In the Arctic circle, a trip to the store is rather more involved than you might think.
I live in Askøy, and the closest store is 15 min walk... So, it is like a traveling :)))
It´s not a nonsense sentence. It means exactly the same thing as just ¨going to the store¨. While it may not be the most common way of stating it, the meaning is essentially the same. Plenty of people say they travel to work or other everyday places. A creative sentence will help you remember words and usages you might otherwise forget.
I put "I want to motorcycle to the store" which was marked wrong. Then I put "I want to travel with a motorcycle to the store" and it was marked correct. I would think a motorcycle would make a lousy travel companion.

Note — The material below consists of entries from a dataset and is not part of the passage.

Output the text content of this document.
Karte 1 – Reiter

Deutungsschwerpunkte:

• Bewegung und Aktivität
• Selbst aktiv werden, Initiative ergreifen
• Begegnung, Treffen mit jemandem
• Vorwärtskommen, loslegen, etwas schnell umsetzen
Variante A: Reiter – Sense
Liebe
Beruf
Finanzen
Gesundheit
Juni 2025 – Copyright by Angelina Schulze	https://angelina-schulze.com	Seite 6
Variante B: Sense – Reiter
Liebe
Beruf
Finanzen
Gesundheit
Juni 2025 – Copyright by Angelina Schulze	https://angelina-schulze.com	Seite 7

OK, confused again: "Jeg vil reise" here is I want to travel, but should it not be "I will travel"? If I desire to travel, should I not say "Jeg ønsker å reise"? I am confused as to when "vil" means "wants to" , and when it means "will"
I think if you want to say 'I will travel', you can also just use 'skal'. 'Jeg skal reise.'
'Jeg ønsker å reise' is indeed more like 'I wish to travel'.
But I'm also still learning. Google Translate ironically uses both options depending on what sentence you put in the English section:
I'll travel - Jeg skal reise
I will travel - Jeg vil reise
And even more fun is swapping the languages a few times [in Google Translate], where every single option listed above ultimately gets turned into;
I want to travel - Jeg vil reise
I've read somewhere that you use 'skal' as futurum when you can influence the action in the future (Jeg skal til legen, eller kanskje ikke), and 'vil' if you can't influence it (det vil regne, og det er ingenting jeg kan gjøre mot det) Native speakers, feel free to correct me if I'm wrong.
But in this sentence 'vil' is not futurum, but just the verb 'want'
"Jeg vil" always means, "I want". It is always expressing a want. "Jeg skal" is "I will".
If you said this, we would understand your meaning, but we would know you were not a native English speaker.
Does anyone else have a really hard time hearing med? I keep hearing min and thinking they are travelling specifically on their bike.
You will get used to get it right, just because of the meaning of the sentences. When I started, I made a lot of mistakes, and I would continue making them if I had to rely on what I hear. The context lets you guess what is right.
"I will ride my motorbike to the shop." is the translation i got. Where does "my" come into play ?
Well I want to safari on foot to the mailbox to see if the mailman has delivered anything and then trek back to the house.
i wrote: "I will go with motorcycle to the shop". It wasn't accepted because of the article "A". Please correct me if i'm wrong but shouldn't there be "Jeg vil reise med EN motorsykkel til butikken" if i need to add the "a" before motorcycle? thanks
It wasn't accepted because that's not proper English. You could say "go ON a motorcycle" (with the article "a") or "go BY motorcycle" (no article).
Frustrating... to my ears the TTS sounded like “Ja, vi reiser med...” Should have used the word bank instead!
I don't know whether you are or not an English native speaker, but if you are you would be particularly able to pick the differences between long and short vowel. 'Ja', in Norwegian is super short, almost sharp. My mother, (she is Norwegian) keeps mocking me , telling me that I sound like German on some words when I do not emphasise the long vowels
Ride a motorcycle is the most common
ride a horse ride a bike by train by car on foot
I used to have trouble spelling butikken. But now I remember I am not buying a butt at the butikken. ;)
why is "I want to travel with motorcycle to the store" not accepted?